It would seem to take a certain amount of chutzpah - and the willingness to buck commercial temptation - to release a record that's mostly instrumental and fronted almost entirely by mandolin. Yet however unorthodox Andy Statman's music might seem, the appeal is instantly apparent on initial hearing, thanks to a set of songs that blend bluegrass, klezmer, swing, traditional folk and gypsy waltzes in such an assured combination. Still, referring to this veteran player as unorthodox seems somewhat out of sync when considering his Jewish roots and the timeless traditions he frequently infuses in his music.
With the above lessons in mind, "Superstring Theory' becomes an apt banner for his latest opus, courtesy of the varied and versatile approach to mandolin - not to mention fiddle, percussion and clarinet - utilized per the dictates that each of these individual offerings demand. Vocals, courtesy of special guest Tim O'Brien, figure in the proceedings only on occasion = on a jaunty take of the popular traditional tune, Green Green Rocky Road?, in a rousing remake of Richie Valens' perennial rock standard Come On Let's Go and Statman's own stirring sing-along, Brooklyn * London * Rome - but it's the nimble plucking and all round amazing dexterity that ensures a ready accessibility. It's little wonder then that Statman is not only considered one of today's premier mandolin virtuosos, but a populist pundit to boot.

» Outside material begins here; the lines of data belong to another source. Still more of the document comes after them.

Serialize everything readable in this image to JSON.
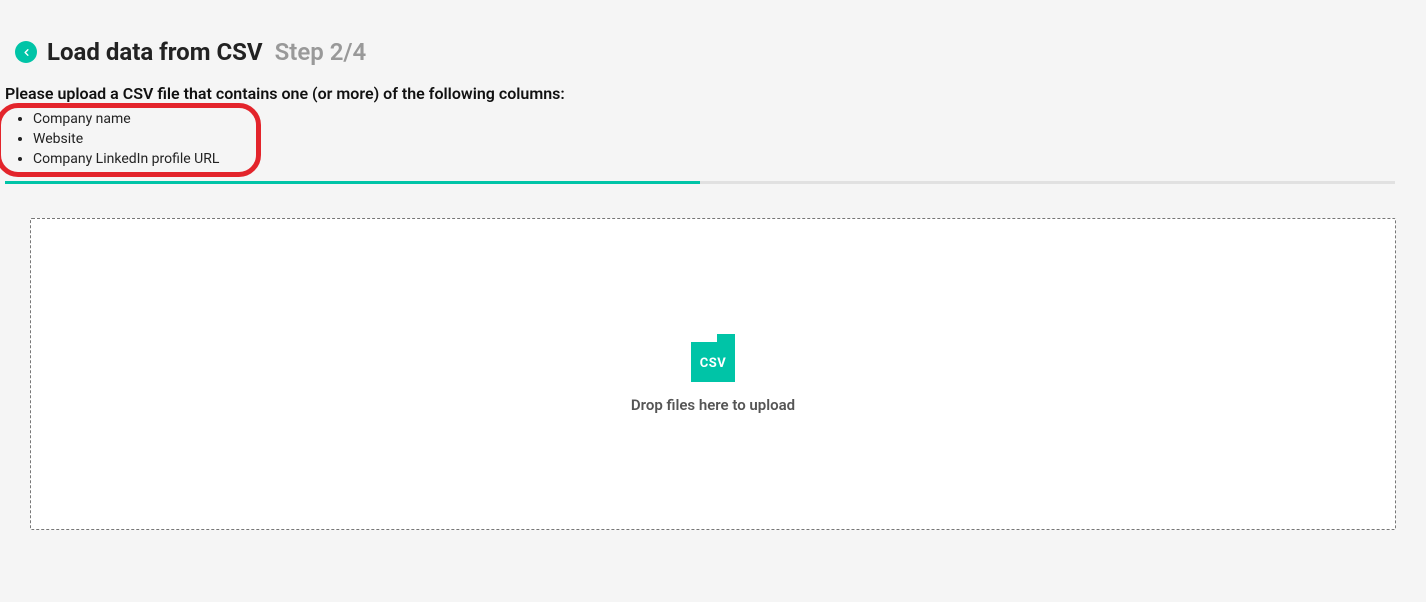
{
  "header": {
    "title": "Load data from CSV",
    "step": "Step 2/4"
  },
  "instructions": "Please upload a CSV file that contains one (or more) of the following columns:",
  "columns": [
    "Company name",
    "Website",
    "Company LinkedIn profile URL"
  ],
  "progress_percent": 50,
  "dropzone": {
    "icon_label": "CSV",
    "text": "Drop files here to upload"
  }
}
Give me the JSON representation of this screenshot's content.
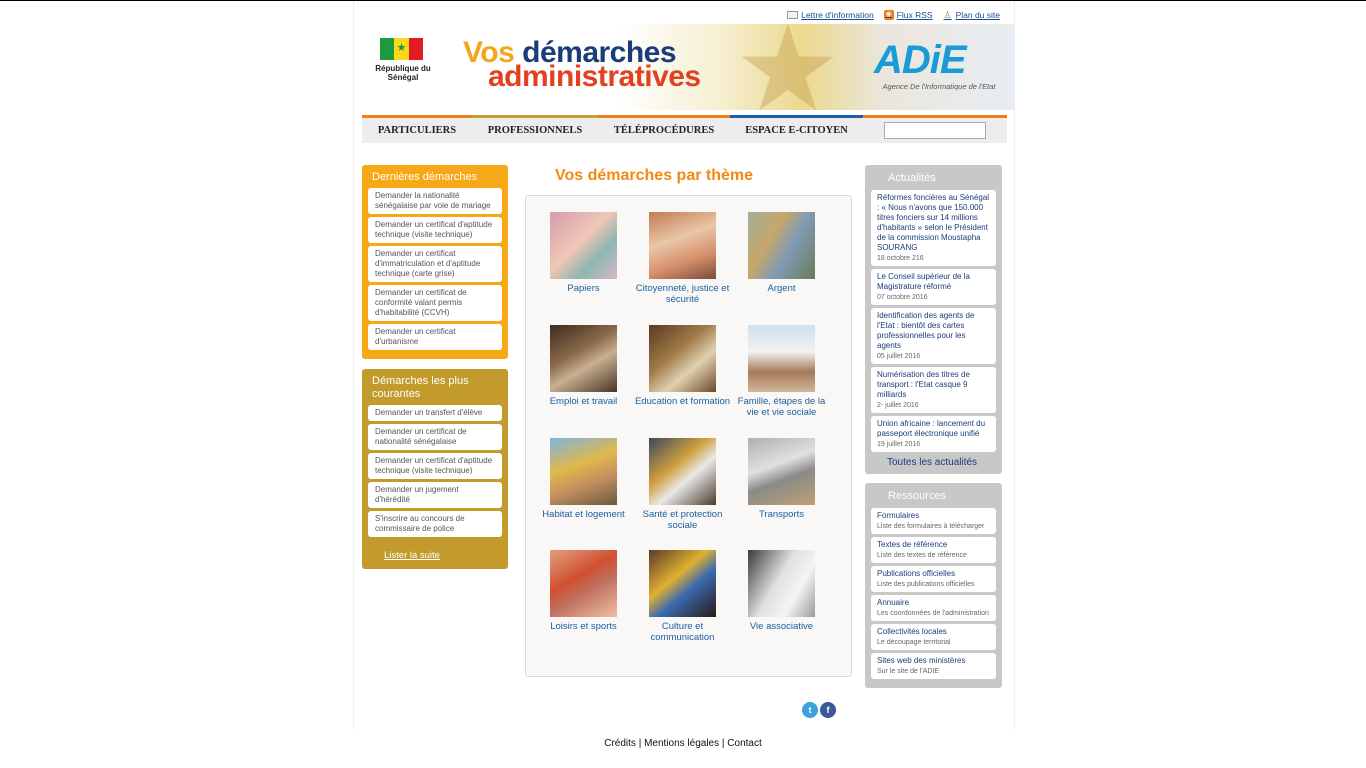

With all the above virtues in mind, it's little wonder really that the title rings true. While other albums of this sort might run the risk of being too alienating or academic, Statman and company make a point of maintaining an casual groove that even casual listeners can appreciate and embrace. It's a gem of a musical journey, and a "Theory" that in both practice and performance is ever so easy to enjoy.